An OWI defendant can attack prior convictions–thus seeking a lower offense number and lower associated penalty–only if he or she lacked counsel in that prior proceeding and did not knowingly, voluntarily and intelligently waive the right to counsel. Wisconsin courts have adopted a burden-shifting regime: if a defendant can show that the court in the prior proceeding didn’t do a proper colloquy on the counsel right, the state must then prove that the defendant nevertheless understood the right. But given that priors are often from quite a while ago, it often happens that no transcript of the prior hearing can be produced.

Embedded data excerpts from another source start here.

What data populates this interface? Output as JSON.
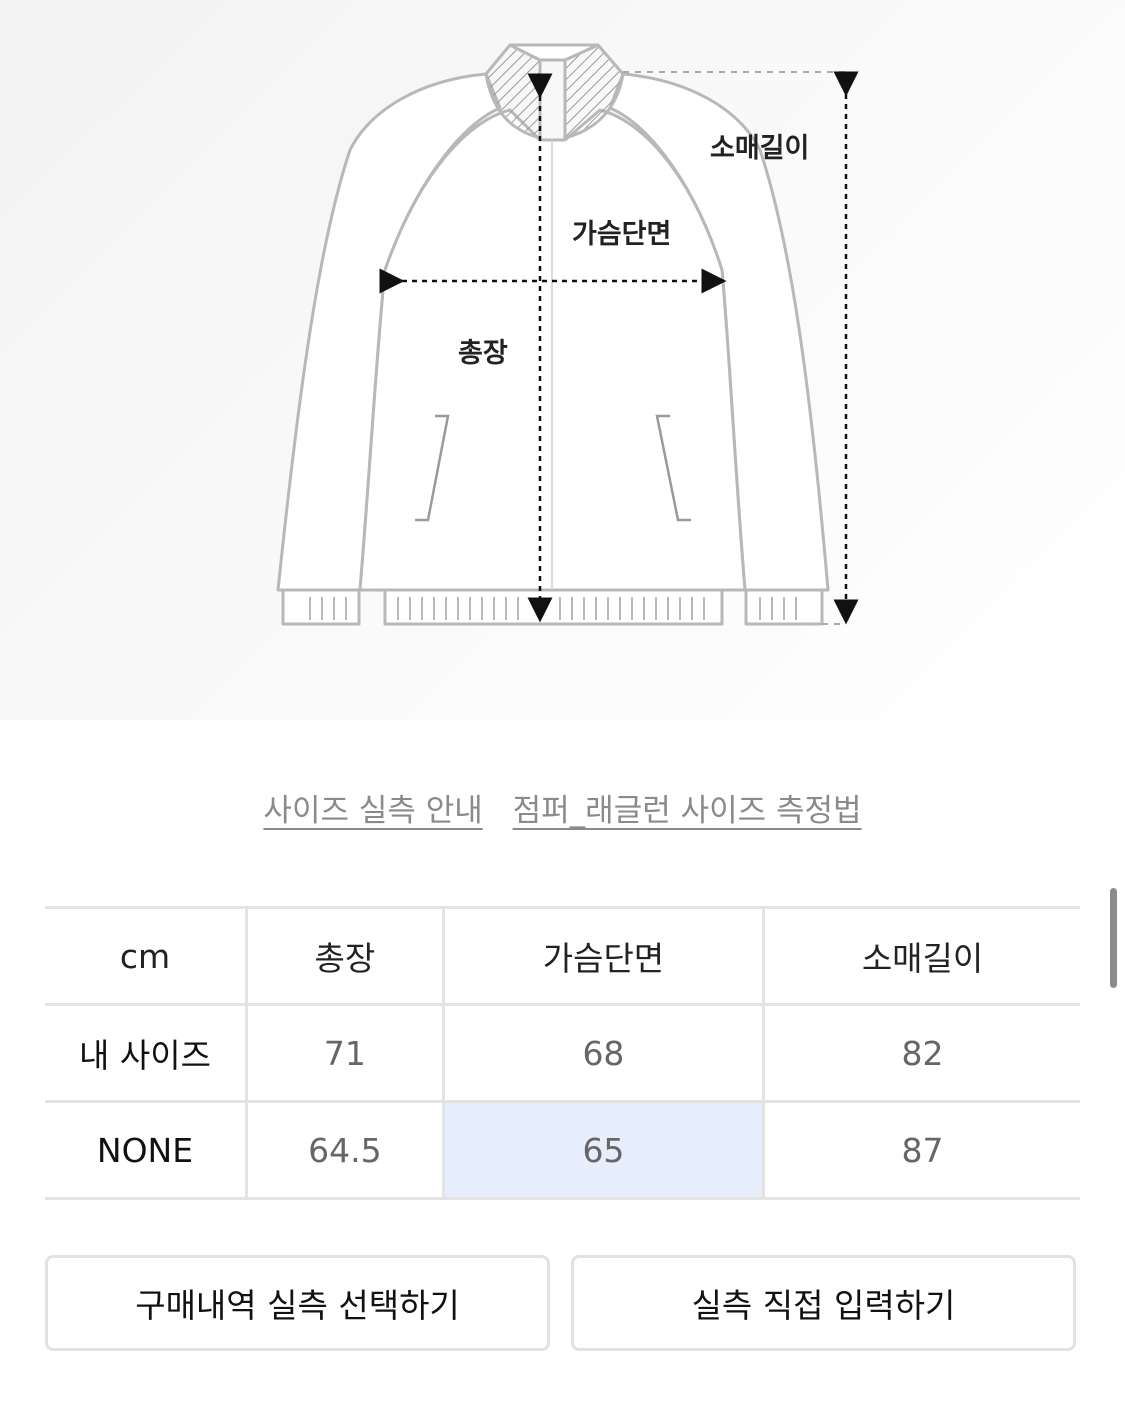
{
  "diagram": {
    "labels": {
      "sleeve": "소매길이",
      "chest": "가슴단면",
      "length": "총장"
    }
  },
  "links": {
    "size_guide": "사이즈 실측 안내",
    "measure_method": "점퍼_래글런 사이즈 측정법"
  },
  "table": {
    "headers": [
      "cm",
      "총장",
      "가슴단면",
      "소매길이"
    ],
    "rows": [
      {
        "label": "내 사이즈",
        "values": [
          "71",
          "68",
          "82"
        ]
      },
      {
        "label": "NONE",
        "values": [
          "64.5",
          "65",
          "87"
        ]
      }
    ]
  },
  "buttons": {
    "select_history": "구매내역 실측 선택하기",
    "direct_input": "실측 직접 입력하기"
  },
  "colors": {
    "highlight": "#e6edfb",
    "border": "#e3e3e3"
  }
}
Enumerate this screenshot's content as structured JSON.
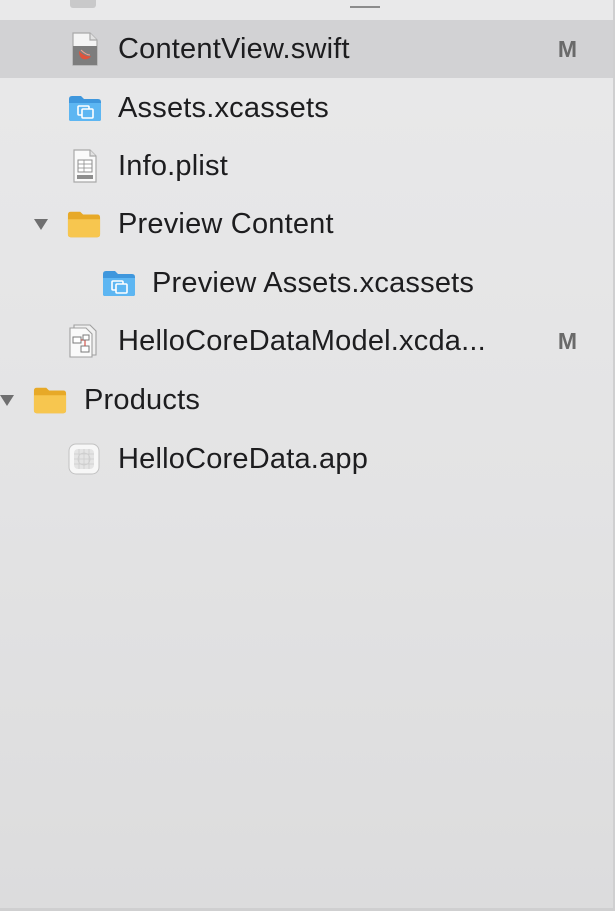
{
  "navigator": {
    "items": [
      {
        "label": "ContentView.swift",
        "icon": "swift-file-icon",
        "badge": "M",
        "selected": true
      },
      {
        "label": "Assets.xcassets",
        "icon": "asset-catalog-icon",
        "badge": ""
      },
      {
        "label": "Info.plist",
        "icon": "plist-file-icon",
        "badge": ""
      },
      {
        "label": "Preview Content",
        "icon": "folder-icon",
        "badge": "",
        "expanded": true
      },
      {
        "label": "Preview Assets.xcassets",
        "icon": "asset-catalog-icon",
        "badge": ""
      },
      {
        "label": "HelloCoreDataModel.xcda...",
        "icon": "core-data-model-icon",
        "badge": "M"
      },
      {
        "label": "Products",
        "icon": "folder-icon",
        "badge": "",
        "expanded": true
      },
      {
        "label": "HelloCoreData.app",
        "icon": "app-icon",
        "badge": ""
      }
    ],
    "colors": {
      "selection": "#d2d2d4",
      "folder": "#f5c14a",
      "asset_catalog": "#4aa8e8",
      "swift": "#e0533b"
    }
  }
}
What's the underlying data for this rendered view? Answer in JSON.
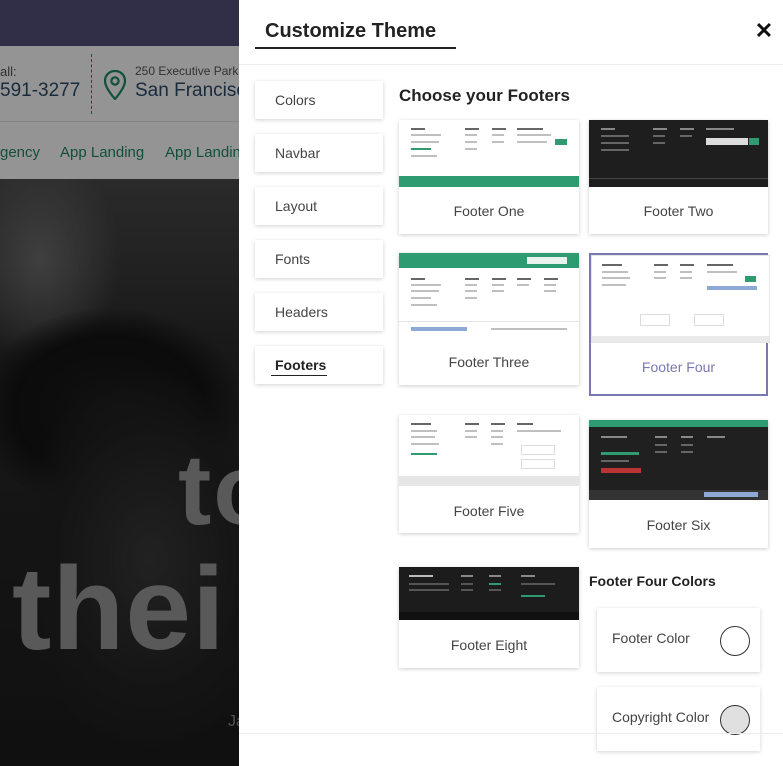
{
  "background_site": {
    "call_label": "all:",
    "phone": "591-3277",
    "address_line1": "250 Executive Park E",
    "address_line2": "San Francisco",
    "menu": [
      "gency",
      "App Landing",
      "App Landin"
    ],
    "hero_big_line1": "to",
    "hero_big_line2": "thei",
    "hero_small": "Ja"
  },
  "panel": {
    "title": "Customize Theme",
    "close_glyph": "✕",
    "nav": [
      {
        "label": "Colors"
      },
      {
        "label": "Navbar"
      },
      {
        "label": "Layout"
      },
      {
        "label": "Fonts"
      },
      {
        "label": "Headers"
      },
      {
        "label": "Footers",
        "active": true
      }
    ],
    "section_title": "Choose your Footers",
    "footers": [
      {
        "label": "Footer One",
        "style": "light-green-bar"
      },
      {
        "label": "Footer Two",
        "style": "dark"
      },
      {
        "label": "Footer Three",
        "style": "green-top-light"
      },
      {
        "label": "Footer Four",
        "style": "light",
        "selected": true
      },
      {
        "label": "Footer Five",
        "style": "light-gray-bar"
      },
      {
        "label": "Footer Six",
        "style": "dark-green-top"
      },
      {
        "label": "Footer Eight",
        "style": "dark-short"
      }
    ],
    "colors_title": "Footer Four Colors",
    "color_settings": [
      {
        "label": "Footer Color",
        "value": "#ffffff"
      },
      {
        "label": "Copyright Color",
        "value": "#e0e0e0"
      }
    ],
    "accent": "#7a78b0",
    "brand_green": "#2f9b70"
  }
}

What then?
You might think that the state (in its prosecutorial function) ought to bear the harm of the state (in its judicial function) failing to keep adequate records of its own proceedings. But that’s not what the state (our supreme court) thinks: rather, it’s the citizen (you know, the defendant) who must suffer for the state’s laxity. This was the holding of State v. Clark last term: the unavailability of a transcript means there’s no burden shift, and the defendant must somehow prove, without the benefit of much of a record, that he or she wasn’t informed about, and didn’t validly waive, the right to counsel.
This is a permissive pre-trial state’s appeal that was on hold pending Clark. The circuit court applied the pre-Clark law and shifted the burden to the state after Baur supplied an affidavit and testimony that he hadn’t been informed of the potential benefits of an attorney when he pleaded pro se to an OWI-2nd. The circuit court further concluded the state hadn’t met that burden, so ordered that the prior wouldn’t count.
Baur argues that the circuit court actually found that he’d carried any burden to show an invalid waiver, but the court of appeals disagreed that this is what happened, saying it’s clear the lower court “was basing its decision on its understanding—correct at the time—that the State bore the burden of proof by clear and convincing evidence.” (¶18). But because Clark changed the rules about who proved what, the court of appeals does grant Baur’s request to remand for a new hearing. (¶19).